To evaluate its abilities comprehensively, the Mobile-Agent framework introduces the Mobile-Eval benchmark consisting of 10 commonly used applications, and designs three instructions for each application. The first operation is straightforward, and only covers basic application operations whereas the second operation is a bit more complex than the first as it has some additional requirements. Finally, the third operation is the most complex of them all since it contains abstract user instruction with the user not explicitly specifying which app to use or what operation to perform.

Moving along, to assess the performance from different perspectives, the Mobile-Agent framework designs and implements 4 different metrics.

Su or Success: If the mobile-agent completes the instructions, it is considered to be a success.

Process Score or PS: The Process Score metric measures the accuracy of each step during the execution of the user instructions, and it is calculated by dividing the number of correct steps by the total number of steps.

Relative Efficiency or RE: The relative efficiency score is a ratio or comparison between the number of steps it takes a human to perform the instruction manually, and the number of steps it takes the agent to execute the same instruction.

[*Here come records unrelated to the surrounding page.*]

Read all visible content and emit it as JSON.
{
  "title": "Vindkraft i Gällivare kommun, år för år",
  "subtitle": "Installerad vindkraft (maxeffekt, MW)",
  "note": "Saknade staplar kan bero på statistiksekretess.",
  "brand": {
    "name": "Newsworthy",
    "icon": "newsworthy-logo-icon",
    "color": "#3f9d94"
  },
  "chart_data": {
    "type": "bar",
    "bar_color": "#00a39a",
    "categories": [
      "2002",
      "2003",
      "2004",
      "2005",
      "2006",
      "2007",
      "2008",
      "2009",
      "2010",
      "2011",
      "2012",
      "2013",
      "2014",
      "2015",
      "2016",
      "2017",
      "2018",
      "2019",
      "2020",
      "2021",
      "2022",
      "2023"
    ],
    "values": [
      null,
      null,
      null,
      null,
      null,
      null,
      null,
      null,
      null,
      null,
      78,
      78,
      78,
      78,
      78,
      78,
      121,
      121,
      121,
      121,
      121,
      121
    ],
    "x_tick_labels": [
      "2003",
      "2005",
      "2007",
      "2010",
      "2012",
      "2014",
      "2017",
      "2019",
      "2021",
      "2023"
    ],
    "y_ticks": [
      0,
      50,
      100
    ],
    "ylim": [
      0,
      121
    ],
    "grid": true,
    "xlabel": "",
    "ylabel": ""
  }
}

Completion Rate or CR: The completion rate metric divides the number of human-operated steps that the framework completes successfully with the total number of steps taken by a human to complete the instruction. The value of CR is 1 when the agent completes the instruction successfully.

The results are demonstrated in the following figure.

Initially, for the three given tasks, the Mobile-Agent attained completion rates of 91%, 82%, and 82%, respectively. While not all tasks were executed flawlessly, the achievement rates for each category of task surpassed 90%. Furthermore, the PS metric reveals that the Mobile-Agent consistently demonstrates a high likelihood of executing accurate actions for the three tasks, with success rates around 80%. Additionally, according to the RE metric, the Mobile-Agent exhibits an 80% efficiency in performing operations at a level comparable to human optimality. These outcomes collectively underscore the Mobile-Agent’s proficiency as a mobile device assistant.

The following figure illustrates the Mobile-Agent’s capability to grasp user commands and independently orchestrate its actions. Even in the absence of explicit operation details in the instructions, the Mobile-Agent adeptly interpreted the user’s needs, converting them into actionable tasks. Following this understanding, the agent executed the instructions via a systematic planning process.

Final Thoughts

In this article we have talked about Mobile-Agents, a multi-modal autonomous device agent that initially utilizes visual perception technologies to precisely detect and pinpoint both visual and textual components within the interface of a mobile application. With this visual context in mind, the Mobile-Agent framework autonomously outlines and breaks down the intricate tasks into manageable actions, smoothly navigating through mobile applications step by step. This framework stands out from existing methodologies as it does not depend on the mobile system’s metadata or the mobile apps’ XML files, thereby facilitating greater flexibility across various mobile operating systems with a focus on visual-centric processing. The strategy employed by the Mobile-Agent framework obviates the need for system-specific adaptations, leading to improved efficiency and reduced computational demands.